防衛白書社説、ストレートの日経・読売、論点ずらしの朝日

東京「緊張高める」は詭弁

その意味では東京は、26日付社説「防衛白書 予算倍増の説得力欠く」でガチンコ勝負に出たが、暴投もいいところだ。

同社説では「欧州のNATO加盟国はロシアと地続きの上、相互に防衛義務を負う。韓国は北朝鮮と軍事境界線を挟んで対峙(たいじ)している。日本とは安全保障環境が異なる欧州各国や韓国との比較で防衛費の倍増を訴えることには無理がある」と述べるが、海を挟んで安全保障を担保する方がよほど装備も予算もかかる。

政府は年内に「中期防衛力整備計画」を改定し、来年度以降5年間の防衛費の大枠を定める。

これに対し同社説は、「『数字ありき』で防衛力を増強すれば、周辺国には脅威と映り、地域の緊張を高めかねない」として「『平和国家の建設』を踏み外さぬよう重ねて求める」と締めくくった。

無論、数字目標だけ追って必要不可欠な軍の近代化に遅れを取るようなことになれば何の意味もないが、東京が言う防衛力増強が地域の緊張を高めかねないというのは的外れだ。

反戦論者は「防衛力増強が相手国の疑心暗鬼を生み、さらなる防衛力強化競争という負のスパイラルに入って地域は不安定化する」などと言うが詭弁(きべん)にすぎない。

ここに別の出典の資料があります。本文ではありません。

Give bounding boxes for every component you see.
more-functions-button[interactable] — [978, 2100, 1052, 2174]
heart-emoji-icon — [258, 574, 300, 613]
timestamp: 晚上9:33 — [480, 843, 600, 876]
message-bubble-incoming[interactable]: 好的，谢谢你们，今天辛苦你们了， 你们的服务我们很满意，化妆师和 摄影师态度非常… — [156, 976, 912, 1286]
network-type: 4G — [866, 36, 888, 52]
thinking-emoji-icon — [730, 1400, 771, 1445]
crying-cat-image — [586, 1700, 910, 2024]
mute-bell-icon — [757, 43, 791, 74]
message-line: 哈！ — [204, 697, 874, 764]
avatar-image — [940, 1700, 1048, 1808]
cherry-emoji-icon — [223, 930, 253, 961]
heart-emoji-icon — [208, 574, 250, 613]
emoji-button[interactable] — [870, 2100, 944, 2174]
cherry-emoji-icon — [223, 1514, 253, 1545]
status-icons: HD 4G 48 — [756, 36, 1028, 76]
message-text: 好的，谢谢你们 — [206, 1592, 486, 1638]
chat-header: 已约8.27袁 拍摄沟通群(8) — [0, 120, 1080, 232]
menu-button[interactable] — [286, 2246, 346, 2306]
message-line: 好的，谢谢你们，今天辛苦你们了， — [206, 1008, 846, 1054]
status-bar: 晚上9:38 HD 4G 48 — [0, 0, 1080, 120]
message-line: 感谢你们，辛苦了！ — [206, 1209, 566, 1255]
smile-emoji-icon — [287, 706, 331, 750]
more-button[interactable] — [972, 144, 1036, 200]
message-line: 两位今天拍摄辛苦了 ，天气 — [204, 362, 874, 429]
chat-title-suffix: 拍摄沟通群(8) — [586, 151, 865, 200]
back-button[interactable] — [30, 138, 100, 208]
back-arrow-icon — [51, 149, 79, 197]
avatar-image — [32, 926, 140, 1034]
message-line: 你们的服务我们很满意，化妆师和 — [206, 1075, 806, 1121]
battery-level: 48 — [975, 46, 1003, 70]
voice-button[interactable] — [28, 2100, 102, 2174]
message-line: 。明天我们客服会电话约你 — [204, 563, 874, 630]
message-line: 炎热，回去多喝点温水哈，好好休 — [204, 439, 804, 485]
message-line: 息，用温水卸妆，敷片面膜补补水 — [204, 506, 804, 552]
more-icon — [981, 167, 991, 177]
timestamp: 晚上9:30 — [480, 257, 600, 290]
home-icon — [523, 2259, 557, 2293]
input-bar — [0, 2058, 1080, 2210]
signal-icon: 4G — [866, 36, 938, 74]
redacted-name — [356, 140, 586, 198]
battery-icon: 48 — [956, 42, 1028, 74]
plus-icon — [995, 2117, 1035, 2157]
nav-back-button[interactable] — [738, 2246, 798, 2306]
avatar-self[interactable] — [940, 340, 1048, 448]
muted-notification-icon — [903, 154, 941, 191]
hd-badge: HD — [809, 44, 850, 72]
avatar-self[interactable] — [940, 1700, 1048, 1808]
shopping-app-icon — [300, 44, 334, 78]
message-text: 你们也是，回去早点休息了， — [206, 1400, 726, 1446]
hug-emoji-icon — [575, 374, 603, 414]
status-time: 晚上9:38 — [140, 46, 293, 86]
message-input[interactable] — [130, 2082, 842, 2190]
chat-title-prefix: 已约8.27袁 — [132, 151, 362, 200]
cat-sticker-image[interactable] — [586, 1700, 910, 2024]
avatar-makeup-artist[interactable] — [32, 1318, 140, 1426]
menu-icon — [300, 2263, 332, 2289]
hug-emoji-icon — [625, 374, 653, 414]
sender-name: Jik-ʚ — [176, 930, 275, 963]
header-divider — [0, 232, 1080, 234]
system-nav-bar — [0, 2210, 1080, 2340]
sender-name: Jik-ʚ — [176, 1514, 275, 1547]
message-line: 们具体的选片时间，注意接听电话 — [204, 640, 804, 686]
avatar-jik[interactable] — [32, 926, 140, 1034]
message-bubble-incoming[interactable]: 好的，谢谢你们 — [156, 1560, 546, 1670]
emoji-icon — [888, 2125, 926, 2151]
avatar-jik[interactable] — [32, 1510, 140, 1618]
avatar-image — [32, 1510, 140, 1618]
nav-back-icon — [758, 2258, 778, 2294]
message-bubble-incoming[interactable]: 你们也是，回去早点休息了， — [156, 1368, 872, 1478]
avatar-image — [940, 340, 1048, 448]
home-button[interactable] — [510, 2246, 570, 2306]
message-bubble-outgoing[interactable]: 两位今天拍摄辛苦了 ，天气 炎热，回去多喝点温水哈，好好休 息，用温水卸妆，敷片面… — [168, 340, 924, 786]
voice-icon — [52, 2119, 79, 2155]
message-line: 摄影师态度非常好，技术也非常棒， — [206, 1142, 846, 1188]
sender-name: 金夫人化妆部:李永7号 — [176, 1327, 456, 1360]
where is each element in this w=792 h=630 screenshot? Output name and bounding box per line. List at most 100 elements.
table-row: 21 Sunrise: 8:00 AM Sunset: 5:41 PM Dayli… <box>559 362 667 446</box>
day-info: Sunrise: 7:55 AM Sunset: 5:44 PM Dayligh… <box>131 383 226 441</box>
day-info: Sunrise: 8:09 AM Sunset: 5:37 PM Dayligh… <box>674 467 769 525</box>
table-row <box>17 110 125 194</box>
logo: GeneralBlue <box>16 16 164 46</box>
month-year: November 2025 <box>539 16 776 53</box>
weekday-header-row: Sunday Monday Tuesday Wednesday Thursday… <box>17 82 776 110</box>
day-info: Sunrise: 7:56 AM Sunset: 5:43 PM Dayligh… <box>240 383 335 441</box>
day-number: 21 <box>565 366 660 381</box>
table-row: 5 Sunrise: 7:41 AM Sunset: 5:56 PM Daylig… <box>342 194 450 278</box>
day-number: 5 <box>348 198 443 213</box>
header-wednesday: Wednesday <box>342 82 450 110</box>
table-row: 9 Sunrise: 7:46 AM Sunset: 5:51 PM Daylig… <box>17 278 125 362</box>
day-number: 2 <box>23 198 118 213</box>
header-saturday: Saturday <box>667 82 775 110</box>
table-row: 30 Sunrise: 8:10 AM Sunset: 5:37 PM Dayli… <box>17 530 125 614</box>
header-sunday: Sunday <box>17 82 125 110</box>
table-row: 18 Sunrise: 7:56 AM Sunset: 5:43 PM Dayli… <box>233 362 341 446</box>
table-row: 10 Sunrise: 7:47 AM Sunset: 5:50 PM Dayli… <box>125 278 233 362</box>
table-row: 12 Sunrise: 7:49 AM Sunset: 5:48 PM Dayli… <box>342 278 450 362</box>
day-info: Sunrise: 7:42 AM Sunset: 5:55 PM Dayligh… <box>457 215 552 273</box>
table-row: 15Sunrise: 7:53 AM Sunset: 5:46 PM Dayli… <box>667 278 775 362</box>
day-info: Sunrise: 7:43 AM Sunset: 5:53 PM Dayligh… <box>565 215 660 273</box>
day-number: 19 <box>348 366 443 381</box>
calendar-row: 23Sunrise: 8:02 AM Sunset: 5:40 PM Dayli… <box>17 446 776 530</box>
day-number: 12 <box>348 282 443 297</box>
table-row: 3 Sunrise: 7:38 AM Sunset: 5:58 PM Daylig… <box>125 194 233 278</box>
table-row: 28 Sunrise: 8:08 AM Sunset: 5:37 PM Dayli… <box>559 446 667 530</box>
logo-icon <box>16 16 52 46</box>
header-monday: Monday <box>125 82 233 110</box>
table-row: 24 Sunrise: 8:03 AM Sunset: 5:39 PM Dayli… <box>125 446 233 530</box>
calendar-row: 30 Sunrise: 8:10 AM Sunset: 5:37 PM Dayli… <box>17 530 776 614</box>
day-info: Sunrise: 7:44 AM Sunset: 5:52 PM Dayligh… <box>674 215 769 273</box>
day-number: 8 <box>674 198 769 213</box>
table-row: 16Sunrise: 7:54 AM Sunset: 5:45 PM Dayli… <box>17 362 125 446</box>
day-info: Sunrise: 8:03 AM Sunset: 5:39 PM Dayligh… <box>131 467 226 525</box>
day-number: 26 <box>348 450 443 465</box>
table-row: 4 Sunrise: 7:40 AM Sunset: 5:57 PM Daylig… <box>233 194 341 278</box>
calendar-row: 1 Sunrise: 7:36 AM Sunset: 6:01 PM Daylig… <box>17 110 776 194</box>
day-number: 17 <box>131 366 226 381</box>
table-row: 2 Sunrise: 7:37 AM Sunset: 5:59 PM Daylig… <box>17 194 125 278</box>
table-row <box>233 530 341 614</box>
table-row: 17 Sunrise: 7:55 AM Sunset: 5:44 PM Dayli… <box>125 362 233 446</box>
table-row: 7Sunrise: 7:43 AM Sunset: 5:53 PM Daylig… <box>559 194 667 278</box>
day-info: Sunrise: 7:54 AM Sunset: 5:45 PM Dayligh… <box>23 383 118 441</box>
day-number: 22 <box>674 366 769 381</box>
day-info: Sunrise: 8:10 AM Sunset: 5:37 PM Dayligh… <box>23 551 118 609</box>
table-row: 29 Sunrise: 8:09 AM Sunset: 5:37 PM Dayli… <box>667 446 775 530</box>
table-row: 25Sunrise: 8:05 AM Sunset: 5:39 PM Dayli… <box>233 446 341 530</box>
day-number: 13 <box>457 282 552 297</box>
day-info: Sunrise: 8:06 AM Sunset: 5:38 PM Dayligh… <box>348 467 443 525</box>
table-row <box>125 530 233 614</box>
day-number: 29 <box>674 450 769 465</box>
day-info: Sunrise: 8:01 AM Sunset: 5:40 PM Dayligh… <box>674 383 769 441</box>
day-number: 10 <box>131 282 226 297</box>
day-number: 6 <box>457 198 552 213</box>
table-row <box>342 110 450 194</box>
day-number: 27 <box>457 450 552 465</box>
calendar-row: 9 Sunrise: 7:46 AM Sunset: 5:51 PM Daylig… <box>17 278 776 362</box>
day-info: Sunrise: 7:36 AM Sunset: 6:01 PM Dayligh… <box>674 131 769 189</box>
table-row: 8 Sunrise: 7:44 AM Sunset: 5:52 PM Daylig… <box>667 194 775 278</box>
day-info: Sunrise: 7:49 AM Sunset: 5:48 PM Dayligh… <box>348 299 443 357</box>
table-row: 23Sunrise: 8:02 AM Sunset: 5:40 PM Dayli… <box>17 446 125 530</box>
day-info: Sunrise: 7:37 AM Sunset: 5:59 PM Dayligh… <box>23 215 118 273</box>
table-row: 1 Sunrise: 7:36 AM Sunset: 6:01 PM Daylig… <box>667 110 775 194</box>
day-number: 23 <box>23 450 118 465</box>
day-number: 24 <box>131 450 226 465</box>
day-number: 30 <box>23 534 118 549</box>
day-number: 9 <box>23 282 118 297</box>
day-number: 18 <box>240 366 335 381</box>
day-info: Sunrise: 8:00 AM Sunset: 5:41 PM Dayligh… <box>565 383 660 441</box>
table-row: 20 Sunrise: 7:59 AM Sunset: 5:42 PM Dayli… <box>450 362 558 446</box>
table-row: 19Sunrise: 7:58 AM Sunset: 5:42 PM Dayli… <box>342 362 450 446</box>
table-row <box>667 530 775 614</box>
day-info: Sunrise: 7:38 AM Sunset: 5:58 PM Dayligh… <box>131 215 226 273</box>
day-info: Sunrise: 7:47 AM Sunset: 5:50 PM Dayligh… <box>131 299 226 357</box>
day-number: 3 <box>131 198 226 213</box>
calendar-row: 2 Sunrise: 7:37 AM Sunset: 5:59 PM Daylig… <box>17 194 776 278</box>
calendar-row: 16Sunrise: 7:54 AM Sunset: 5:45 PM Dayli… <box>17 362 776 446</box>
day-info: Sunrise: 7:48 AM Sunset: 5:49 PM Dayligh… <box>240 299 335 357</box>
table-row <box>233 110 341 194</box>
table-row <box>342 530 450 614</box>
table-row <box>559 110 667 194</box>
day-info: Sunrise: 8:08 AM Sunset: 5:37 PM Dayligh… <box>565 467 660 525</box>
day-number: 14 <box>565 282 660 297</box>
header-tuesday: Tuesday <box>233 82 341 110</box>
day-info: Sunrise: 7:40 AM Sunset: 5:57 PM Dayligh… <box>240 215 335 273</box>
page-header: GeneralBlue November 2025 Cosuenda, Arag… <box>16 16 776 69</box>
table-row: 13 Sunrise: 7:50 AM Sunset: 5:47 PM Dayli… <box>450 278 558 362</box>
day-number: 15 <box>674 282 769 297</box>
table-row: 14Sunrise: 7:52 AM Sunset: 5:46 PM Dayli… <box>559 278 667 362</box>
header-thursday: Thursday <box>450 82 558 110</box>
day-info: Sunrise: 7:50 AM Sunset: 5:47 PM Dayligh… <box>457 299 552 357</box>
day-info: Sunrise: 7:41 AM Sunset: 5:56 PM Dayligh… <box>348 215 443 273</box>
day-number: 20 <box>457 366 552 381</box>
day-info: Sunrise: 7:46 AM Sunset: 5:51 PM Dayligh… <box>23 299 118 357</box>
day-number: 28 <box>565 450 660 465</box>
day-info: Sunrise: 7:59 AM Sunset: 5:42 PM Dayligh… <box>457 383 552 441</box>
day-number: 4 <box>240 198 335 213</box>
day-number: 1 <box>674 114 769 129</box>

強盗が徘徊(はいかい)し始めたら、鍵をちゃんと掛けたか確認すると同時に、防犯ベルなどそれなりの装備も必要となる。

なお白書が強調したのはロシアと中国の軍事協力の深化で、「懸念を持って注視する」と記した。

昨秋、中露の海軍艦艇10隻が演習で日本を周回し、今年5月、両国の爆撃機6機が日本周辺を共同飛行したことを社説で取り上げたのは読売と日経だけだった。日経はその事実をただ羅列しただけだったが読売は「単なる示威行動ではなく、実戦を意識しているとの見方も出ている」と一歩踏み込んでいる。